Cancer, Part 2: Day 15

I had a break on Wednesday from the doctors appointments so I went to see Karolin. It was a nice distraction. We’ve started telling people which in some ways is the hardest part. But we have to let people in, to let them help us.

Thursday was spent at St George’s. My oncologist has gotten me accepted into a special project called 100,000 Genomes, where the government is attempting to map 100,000 people’s genomes who have cancer or rare disease in the hopes that one day there might be a cure.

When we showed up to the hospital the receptionist said they needed to do a test first and ushered us into a waiting room. Whilst Elliott and I sat there we noticed it was a radiology waiting area. And there was a big poster on the wall discussing various tests and I noticed the one for core biopsy. It all clicked into place…they were going to need a fresh sample to submit for testing. I got upset/anxious but I sucked it into myself. I then went through what had to be the longest sample retrival I’ve ever had. They took three samples, and took forever doing it. I had just assumed they’d take their samples when they took my breast, but nope.

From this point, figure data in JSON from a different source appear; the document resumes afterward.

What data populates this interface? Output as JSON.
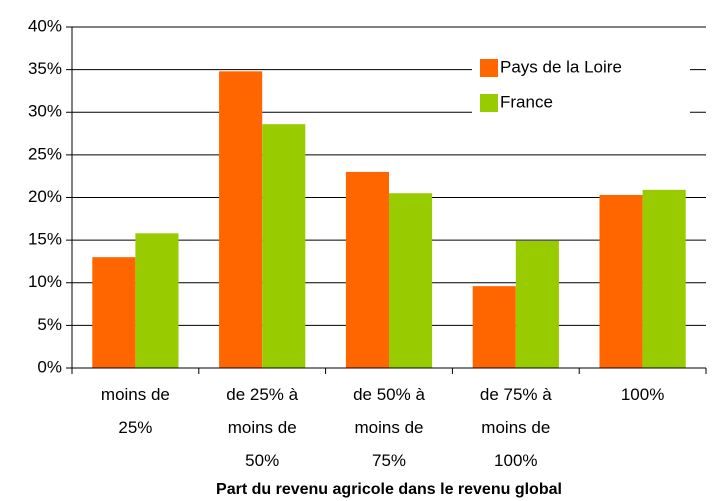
{
  "chart_data": {
    "type": "bar",
    "x_label": "Part du revenu agricole dans le revenu global",
    "categories": [
      "moins de\n25%",
      "de 25% à\nmoins de\n50%",
      "de 50% à\nmoins de\n75%",
      "de 75% à\nmoins de\n100%",
      "100%"
    ],
    "series": [
      {
        "name": "Pays de la Loire",
        "color": "#ff6600",
        "values": [
          13,
          34.8,
          23,
          9.6,
          20.3
        ]
      },
      {
        "name": "France",
        "color": "#99cc00",
        "values": [
          15.8,
          28.6,
          20.5,
          14.9,
          20.9
        ]
      }
    ],
    "ylim": [
      0,
      40
    ],
    "yticks": [
      {
        "value": 0,
        "label": "0%"
      },
      {
        "value": 5,
        "label": "5%"
      },
      {
        "value": 10,
        "label": "10%"
      },
      {
        "value": 15,
        "label": "15%"
      },
      {
        "value": 20,
        "label": "20%"
      },
      {
        "value": 25,
        "label": "25%"
      },
      {
        "value": 30,
        "label": "30%"
      },
      {
        "value": 35,
        "label": "35%"
      },
      {
        "value": 40,
        "label": "40%"
      }
    ],
    "grid": true,
    "legend": "upper right"
  }
}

The nurse was inexperienced, and kept pushing really hard on my cut. I told her she didn’t need to push so hard but she said it was to help stop internal bruising.

Because I care about bruising for a boob that’s about to be cut off.

Just hilarious!!?

Then we met with my oncologist, who once she heard that I had the test first was very apologetic. But I was in pain, and a bit short with her.

We wanted to meet with her to get a timeframe in our heads. How long this time? What will we do? How will this all work?

4 rounds of carboplatin, one every 3 weeks

Could be done by Christmas

But then she threw something else at us….

We might not need chemo

Wait, what!? What did she say? I instantly thought I’d not trust my body to not have chemo. Elliott says he instantly thought we’d still have it.

But here’s her reason: once we have surgery, it could be that the cancer is so small, so minute that she wouldn’t need to give us chemo. So we won’t know until a couple weeks after surgery what will happen. Are we hopeful? Not really. My cancer is still aggressive. It’s still there, we want to nuclear bomb it, not just remove it. So we shall see.